Re: draft-montenegro-httpbis-uri-encoding

On 2014/03/22 00:46, Zhong Yu wrote:
> On Fri, Mar 21, 2014 at 10:42 AM, Bjoern Hoehrmann <derhoermi@gmx.net> wrote:
>> * Zhong Yu wrote:
>>> 1. It's improbable that the origin server uses separate encoding
>>> schemes for path and query. If the encoding scheme for the query part
>>> is known, it can be assumed for the path part too.
>>
>> This is actually a common situation. One reason is that the server
>> software handles the path, and some independent script handles the
>> query, and you might well have a server system that uses UTF-8 in
>> paths, but a legacy script expects ISO-8859-1 query strings. If it
>> is necessary and possible to communicate the encoding, if any, then
>> these two components need separate labels for maximum compatibility.
>
> Hmm, OK.
>
> But the browser has no idea how the URI path was constructed, it would
> be presumptuous for the browser to brave a guess and mislead the
> intermediaries.

Björn described the situation from a server point of view. From a client 
point of view, the client just encodes the path part of an URI/IRI with 
UTF-8, and the query part with the encoding of the page.

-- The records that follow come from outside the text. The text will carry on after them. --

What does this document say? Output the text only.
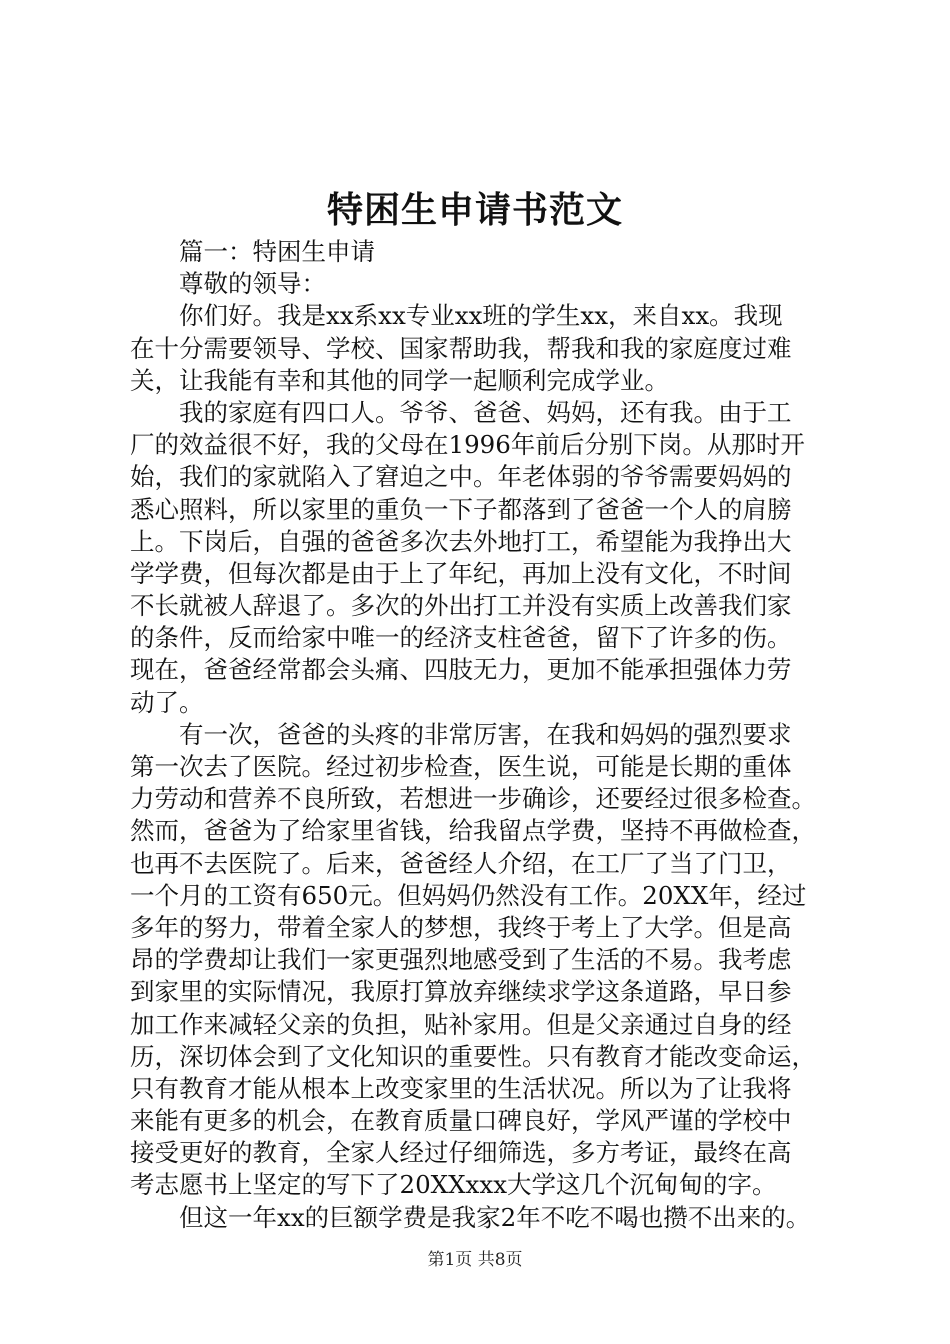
特困生申请书范文
篇一：特困生申请
尊敬的领导：
你们好。我是xx系xx专业xx班的学生xx，来自xx。我现
在十分需要领导、学校、国家帮助我，帮我和我的家庭度过难
关，让我能有幸和其他的同学一起顺利完成学业。
我的家庭有四口人。爷爷、爸爸、妈妈，还有我。由于工
厂的效益很不好，我的父母在1996年前后分别下岗。从那时开
始，我们的家就陷入了窘迫之中。年老体弱的爷爷需要妈妈的
悉心照料，所以家里的重负一下子都落到了爸爸一个人的肩膀
上。下岗后，自强的爸爸多次去外地打工，希望能为我挣出大
学学费，但每次都是由于上了年纪，再加上没有文化，不时间
不长就被人辞退了。多次的外出打工并没有实质上改善我们家
的条件，反而给家中唯一的经济支柱爸爸，留下了许多的伤。
现在，爸爸经常都会头痛、四肢无力，更加不能承担强体力劳
动了。
有一次，爸爸的头疼的非常厉害，在我和妈妈的强烈要求
第一次去了医院。经过初步检查，医生说，可能是长期的重体
力劳动和营养不良所致，若想进一步确诊，还要经过很多检查。
然而，爸爸为了给家里省钱，给我留点学费，坚持不再做检查，
也再不去医院了。后来，爸爸经人介绍，在工厂了当了门卫，
一个月的工资有650元。但妈妈仍然没有工作。20XX年，经过
多年的努力，带着全家人的梦想，我终于考上了大学。但是高
昂的学费却让我们一家更强烈地感受到了生活的不易。我考虑
到家里的实际情况，我原打算放弃继续求学这条道路，早日参
加工作来减轻父亲的负担，贴补家用。但是父亲通过自身的经
历，深切体会到了文化知识的重要性。只有教育才能改变命运，
只有教育才能从根本上改变家里的生活状况。所以为了让我将
来能有更多的机会，在教育质量口碑良好，学风严谨的学校中
接受更好的教育，全家人经过仔细筛选，多方考证，最终在高
考志愿书上坚定的写下了20XXxxx大学这几个沉甸甸的字。
但这一年xx的巨额学费是我家2年不吃不喝也攒不出来的。
第1页 共8页
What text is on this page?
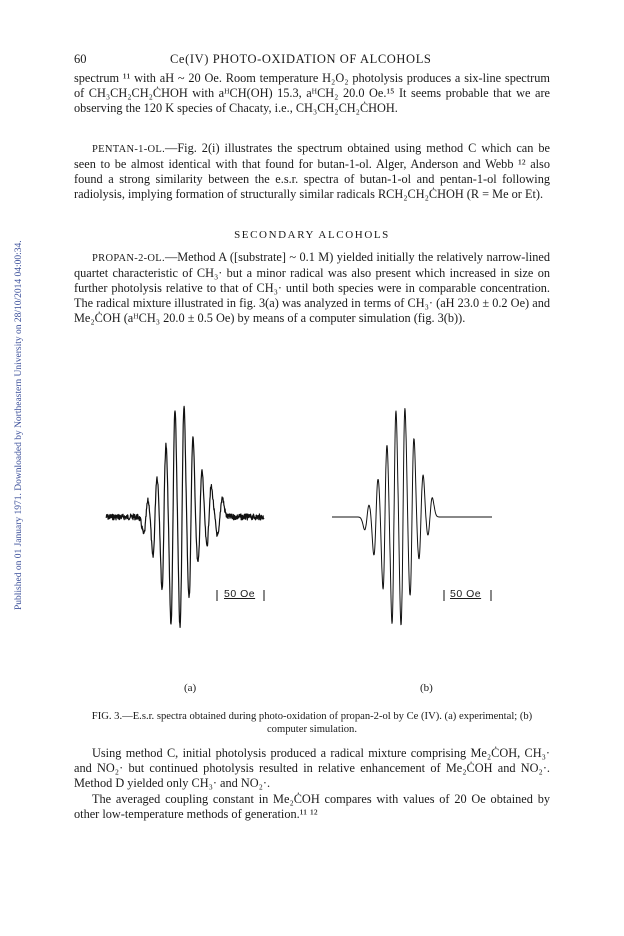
Published on 01 January 1971. Downloaded by Northeastern University on 28/10/2014 04:00:34.
60	Ce(IV) PHOTO-OXIDATION OF ALCOHOLS
spectrum ¹¹ with aH ~ 20 Oe. Room temperature H₂O₂ photolysis produces a six-line spectrum of CH₃CH₂CH₂ĊHOH with aᴴCH(OH) 15.3, aᴴCH₂ 20.0 Oe.¹⁵ It seems probable that we are observing the 120 K species of Chacaty, i.e., CH₃CH₂CH₂ĊHOH.
PENTAN-1-OL.—Fig. 2(i) illustrates the spectrum obtained using method C which can be seen to be almost identical with that found for butan-1-ol. Alger, Anderson and Webb ¹² also found a strong similarity between the e.s.r. spectra of butan-1-ol and pentan-1-ol following radiolysis, implying formation of structurally similar radicals RCH₂CH₂ĊHOH (R = Me or Et).
SECONDARY ALCOHOLS
PROPAN-2-OL.—Method A ([substrate] ~ 0.1 M) yielded initially the relatively narrow-lined quartet characteristic of CH₃· but a minor radical was also present which increased in size on further photolysis relative to that of CH₃· until both species were in comparable concentration. The radical mixture illustrated in fig. 3(a) was analyzed in terms of CH₃· (aH 23.0 ± 0.2 Oe) and Me₂ĊOH (aᴴCH₃ 20.0 ± 0.5 Oe) by means of a computer simulation (fig. 3(b)).
50 Oe	50 Oe
(a)	(b)
FIG. 3.—E.s.r. spectra obtained during photo-oxidation of propan-2-ol by Ce (IV). (a) experimental; (b) computer simulation.
Using method C, initial photolysis produced a radical mixture comprising Me₂ĊOH, CH₃· and NO₂· but continued photolysis resulted in relative enhancement of Me₂ĊOH and NO₂·. Method D yielded only CH₃· and NO₂·.
The averaged coupling constant in Me₂ĊOH compares with values of 20 Oe obtained by other low-temperature methods of generation.¹¹ ¹²
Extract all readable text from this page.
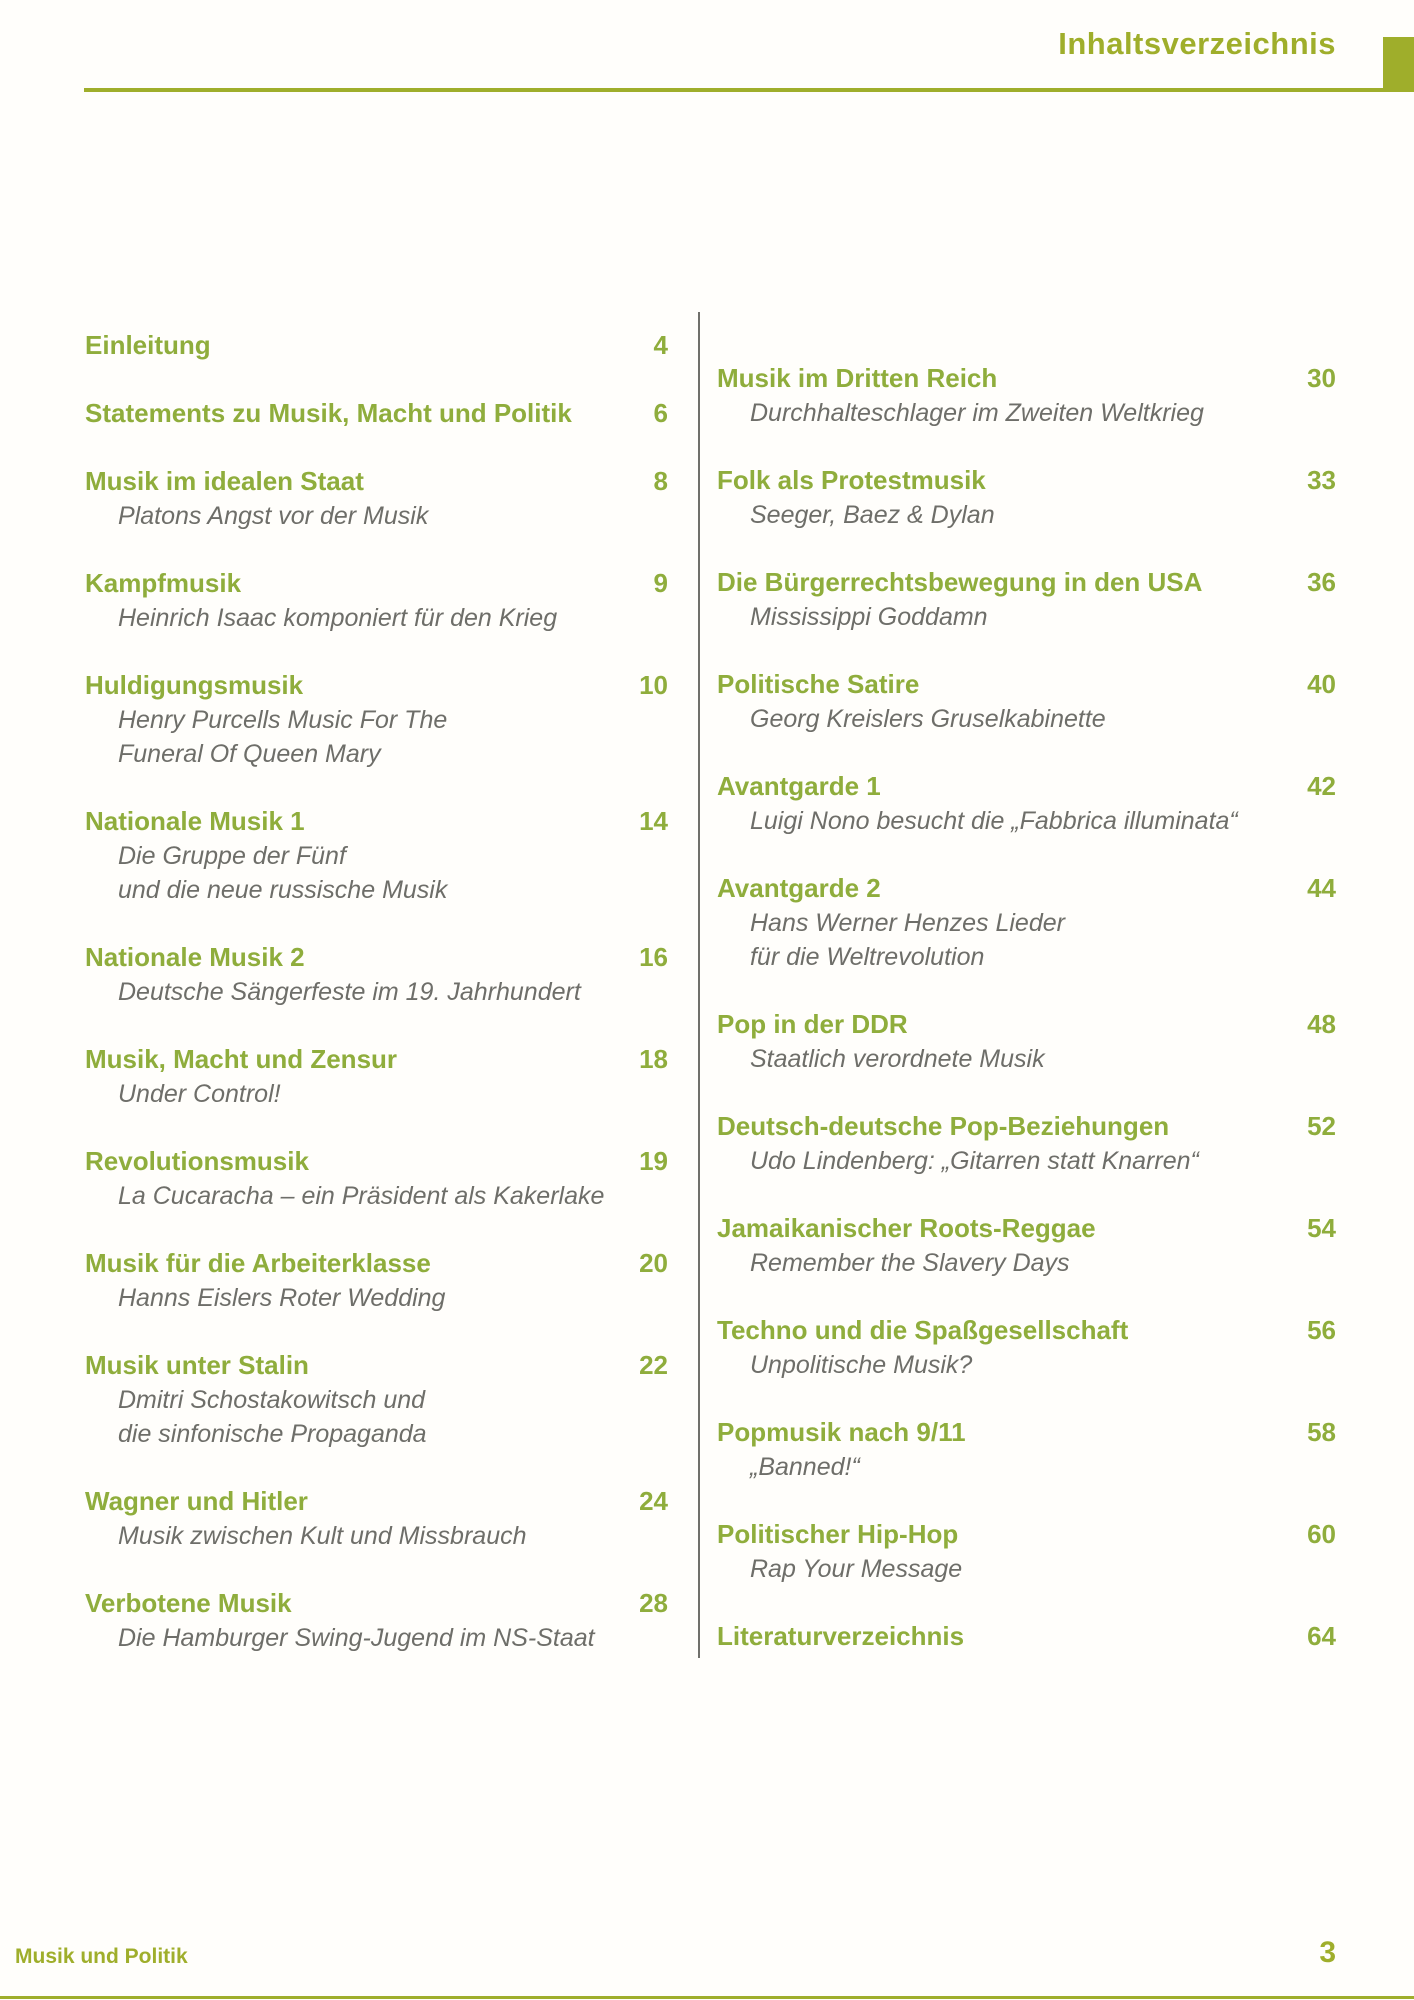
Inhaltsverzeichnis
Einleitung	4
Statements zu Musik, Macht und Politik	6
Musik im idealen Staat	8
Platons Angst vor der Musik
Kampfmusik	9
Heinrich Isaac komponiert für den Krieg
Huldigungsmusik	10
Henry Purcells Music For The
Funeral Of Queen Mary
Nationale Musik 1	14
Die Gruppe der Fünf
und die neue russische Musik
Nationale Musik 2	16
Deutsche Sängerfeste im 19. Jahrhundert
Musik, Macht und Zensur	18
Under Control!
Revolutionsmusik	19
La Cucaracha – ein Präsident als Kakerlake
Musik für die Arbeiterklasse	20
Hanns Eislers Roter Wedding
Musik unter Stalin	22
Dmitri Schostakowitsch und
die sinfonische Propaganda
Wagner und Hitler	24
Musik zwischen Kult und Missbrauch
Verbotene Musik	28
Die Hamburger Swing-Jugend im NS-Staat
Musik im Dritten Reich	30
Durchhalteschlager im Zweiten Weltkrieg
Folk als Protestmusik	33
Seeger, Baez & Dylan
Die Bürgerrechtsbewegung in den USA	36
Mississippi Goddamn
Politische Satire	40
Georg Kreislers Gruselkabinette
Avantgarde 1	42
Luigi Nono besucht die „Fabbrica illuminata“
Avantgarde 2	44
Hans Werner Henzes Lieder
für die Weltrevolution
Pop in der DDR	48
Staatlich verordnete Musik
Deutsch-deutsche Pop-Beziehungen	52
Udo Lindenberg: „Gitarren statt Knarren“
Jamaikanischer Roots-Reggae	54
Remember the Slavery Days
Techno und die Spaßgesellschaft	56
Unpolitische Musik?
Popmusik nach 9/11	58
„Banned!“
Politischer Hip-Hop	60
Rap Your Message
Literaturverzeichnis	64
Musik und Politik	3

This isn't exactly ideal to say the least, but it's what happens in 
practice (unless there's an accept-charset attribute, and that only 
works on forms, see 
http://www.w3.org/TR/html5/forms.html#attr-form-accept-charset).

Therefore indeed it makes sense to have two different header fields, or 
some other way to distinguish path encoding and query encoding (assuming 
it makes sense to have such header fields in the first place).

Regards,   Martin.

Received on Monday, 24 March 2014 07:54:32 UTC